Financial Times Editorial Comment: US government to reap the windfall

Financial Times Editorial Comment: US government to reap the windfall
Copyright The Financial Times Limited 2010
Published: January 12 2010 22:35 | Last updated: January 12 2010 22:35
http://www.ft.com/cms/s/0/d0f19648-ffb5-11de-921f-00144feabdc0.html


One characteristic unites the American left and right: simmering anger about the bank rescues. This occasionally boils into rage as financial institutions that were propped up with public money announce megabonuses. The spectacle will unfold in the coming weeks. So a White House plan to recoup the costs of the financial rescue with a tax on banks will be popular. Executed properly, it would also be wise and fair.

The troubled asset relief programme, the $700bn fund used to implement the bank rescues, is now estimated to have lost $120bn, though this number is expected to fall below $100bn in the medium term. The loss, whatever it turns out to be, is the total that the administration intends to claw back with a levy on large banks.

Banks, however, were not the only beneficiaries of the rescues, nor the only source of Tarp losses. As little as half of the eventual losses may turn out to be rooted in Tarp equity injections into banks and the guarantees of their liabilities. The cost of mortgage modification schemes and loans to carmakers will account for most of the balance.

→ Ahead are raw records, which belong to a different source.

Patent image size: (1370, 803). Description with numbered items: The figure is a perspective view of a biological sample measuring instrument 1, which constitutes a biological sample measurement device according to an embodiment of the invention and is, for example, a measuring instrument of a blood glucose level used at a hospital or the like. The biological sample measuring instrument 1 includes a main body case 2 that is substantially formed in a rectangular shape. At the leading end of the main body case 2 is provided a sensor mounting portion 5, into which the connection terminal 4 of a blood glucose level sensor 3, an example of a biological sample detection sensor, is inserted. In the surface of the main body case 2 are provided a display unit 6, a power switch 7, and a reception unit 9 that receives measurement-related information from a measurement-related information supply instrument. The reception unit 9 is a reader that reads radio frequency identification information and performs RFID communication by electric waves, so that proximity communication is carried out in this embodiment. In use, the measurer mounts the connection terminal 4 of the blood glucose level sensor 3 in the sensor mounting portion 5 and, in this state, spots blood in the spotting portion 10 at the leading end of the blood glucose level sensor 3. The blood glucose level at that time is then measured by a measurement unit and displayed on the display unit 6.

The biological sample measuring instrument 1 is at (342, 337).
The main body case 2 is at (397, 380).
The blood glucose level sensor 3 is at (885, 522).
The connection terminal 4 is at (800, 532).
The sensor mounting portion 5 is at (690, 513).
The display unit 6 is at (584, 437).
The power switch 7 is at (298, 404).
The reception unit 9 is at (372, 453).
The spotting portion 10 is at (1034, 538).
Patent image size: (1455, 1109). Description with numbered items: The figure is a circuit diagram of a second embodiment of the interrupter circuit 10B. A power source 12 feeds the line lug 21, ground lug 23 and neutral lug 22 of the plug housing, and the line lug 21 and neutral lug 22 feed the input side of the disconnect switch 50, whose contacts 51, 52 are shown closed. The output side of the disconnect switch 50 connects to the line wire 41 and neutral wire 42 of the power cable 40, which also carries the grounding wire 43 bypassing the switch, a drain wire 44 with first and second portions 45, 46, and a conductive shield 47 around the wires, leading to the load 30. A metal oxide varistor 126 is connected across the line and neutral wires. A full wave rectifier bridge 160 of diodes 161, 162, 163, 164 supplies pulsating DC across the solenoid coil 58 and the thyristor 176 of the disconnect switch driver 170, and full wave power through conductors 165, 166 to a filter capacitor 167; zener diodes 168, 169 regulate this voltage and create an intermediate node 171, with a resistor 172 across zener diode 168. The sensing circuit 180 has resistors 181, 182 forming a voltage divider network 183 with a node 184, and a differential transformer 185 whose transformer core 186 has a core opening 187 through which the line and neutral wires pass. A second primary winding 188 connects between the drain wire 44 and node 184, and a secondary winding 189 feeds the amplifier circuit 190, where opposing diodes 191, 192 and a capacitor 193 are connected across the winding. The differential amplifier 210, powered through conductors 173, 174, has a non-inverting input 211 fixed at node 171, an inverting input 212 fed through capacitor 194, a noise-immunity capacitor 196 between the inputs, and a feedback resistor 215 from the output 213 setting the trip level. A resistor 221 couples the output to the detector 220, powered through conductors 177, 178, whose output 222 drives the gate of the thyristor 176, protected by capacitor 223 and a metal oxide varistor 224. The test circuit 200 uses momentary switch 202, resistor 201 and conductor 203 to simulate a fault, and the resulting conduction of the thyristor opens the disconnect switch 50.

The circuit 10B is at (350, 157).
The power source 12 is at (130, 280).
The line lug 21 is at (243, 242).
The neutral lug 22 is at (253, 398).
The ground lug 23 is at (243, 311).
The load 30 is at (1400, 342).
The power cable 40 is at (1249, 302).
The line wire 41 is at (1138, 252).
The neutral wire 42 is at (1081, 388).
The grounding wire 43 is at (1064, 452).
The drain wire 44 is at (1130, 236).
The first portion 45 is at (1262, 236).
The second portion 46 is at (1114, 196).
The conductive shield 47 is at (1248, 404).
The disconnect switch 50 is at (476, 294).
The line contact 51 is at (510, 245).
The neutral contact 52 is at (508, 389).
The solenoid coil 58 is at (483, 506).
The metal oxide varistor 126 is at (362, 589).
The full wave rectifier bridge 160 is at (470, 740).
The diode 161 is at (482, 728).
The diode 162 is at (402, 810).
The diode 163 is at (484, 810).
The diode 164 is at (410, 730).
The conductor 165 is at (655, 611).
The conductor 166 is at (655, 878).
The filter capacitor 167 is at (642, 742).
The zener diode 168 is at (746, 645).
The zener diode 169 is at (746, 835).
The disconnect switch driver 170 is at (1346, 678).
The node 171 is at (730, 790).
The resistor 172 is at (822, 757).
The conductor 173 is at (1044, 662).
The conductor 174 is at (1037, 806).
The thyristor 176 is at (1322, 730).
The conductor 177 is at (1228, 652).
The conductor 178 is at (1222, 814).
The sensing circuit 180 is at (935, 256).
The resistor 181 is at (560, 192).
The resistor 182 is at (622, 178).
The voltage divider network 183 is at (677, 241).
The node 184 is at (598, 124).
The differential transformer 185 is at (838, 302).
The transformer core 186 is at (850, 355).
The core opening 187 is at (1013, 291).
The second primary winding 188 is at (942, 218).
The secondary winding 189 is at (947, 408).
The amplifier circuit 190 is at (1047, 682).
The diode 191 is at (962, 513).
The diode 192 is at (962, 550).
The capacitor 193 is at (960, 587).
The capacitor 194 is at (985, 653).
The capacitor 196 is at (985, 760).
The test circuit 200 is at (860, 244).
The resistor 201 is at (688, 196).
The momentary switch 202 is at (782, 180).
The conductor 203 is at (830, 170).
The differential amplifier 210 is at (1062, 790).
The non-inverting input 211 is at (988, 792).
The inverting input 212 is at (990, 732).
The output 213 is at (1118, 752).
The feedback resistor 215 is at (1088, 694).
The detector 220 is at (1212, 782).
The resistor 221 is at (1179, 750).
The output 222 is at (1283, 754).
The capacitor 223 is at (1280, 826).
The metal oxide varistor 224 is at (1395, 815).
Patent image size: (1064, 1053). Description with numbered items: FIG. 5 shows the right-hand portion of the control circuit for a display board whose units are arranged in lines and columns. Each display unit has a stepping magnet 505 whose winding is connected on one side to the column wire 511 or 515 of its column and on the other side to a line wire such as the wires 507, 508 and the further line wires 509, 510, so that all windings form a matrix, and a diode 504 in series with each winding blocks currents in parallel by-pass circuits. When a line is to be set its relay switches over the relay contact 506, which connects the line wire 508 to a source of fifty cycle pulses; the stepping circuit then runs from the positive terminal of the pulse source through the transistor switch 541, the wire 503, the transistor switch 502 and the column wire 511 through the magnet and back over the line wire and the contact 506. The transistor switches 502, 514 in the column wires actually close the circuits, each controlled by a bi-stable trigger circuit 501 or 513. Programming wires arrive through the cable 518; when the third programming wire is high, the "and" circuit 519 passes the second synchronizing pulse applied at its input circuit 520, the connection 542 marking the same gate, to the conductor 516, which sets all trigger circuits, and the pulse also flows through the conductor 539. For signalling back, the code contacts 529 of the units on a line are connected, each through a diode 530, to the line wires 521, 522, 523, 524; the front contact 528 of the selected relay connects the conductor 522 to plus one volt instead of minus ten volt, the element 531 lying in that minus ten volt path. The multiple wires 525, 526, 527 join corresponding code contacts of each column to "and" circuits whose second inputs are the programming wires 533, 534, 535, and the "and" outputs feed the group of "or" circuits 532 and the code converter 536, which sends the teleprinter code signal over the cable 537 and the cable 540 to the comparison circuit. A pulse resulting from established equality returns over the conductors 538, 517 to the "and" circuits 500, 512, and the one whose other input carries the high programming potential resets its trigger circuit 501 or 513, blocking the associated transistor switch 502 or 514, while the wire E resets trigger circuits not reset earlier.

The costs of the Tarp, therefore, should not be carried by the banks alone. Natural justice and political expediency require that the banks pay for the capital and bond insurance schemes they employed. This alone would amount to a massive bill. But banks should not have to pay for motor industry bail-outs.

The government must now plan to avoid being rushed into expensive crisis bail-outs in future. So, most of all, banks must be made safe to fail. Principally, bank insolvency procedures and capital structures should change so that debt can easily be turned into common equity in a crisis.

Even then, however, some institutions at the centre of the financial network may enjoy implicit state guarantees. Ideally, the state would charge for this insurance. The Financial Crisis Inquiry Commission, taking its first hearings today, should consider how such a policy might work. After all, aside from the financial benefits, forcing banks to pay premiums that reflect the riskiness of their strategies and the threats that they pose to other institutions would encourage safer banking.

This approach would encounter formidable practical obstacles. Markets were unable to price the risks of systemic crisis usefully. Government is unlikely to prove better at the arithmetic of mass insolvency. But taxpayers should not continue insuring the bonds of banks for free.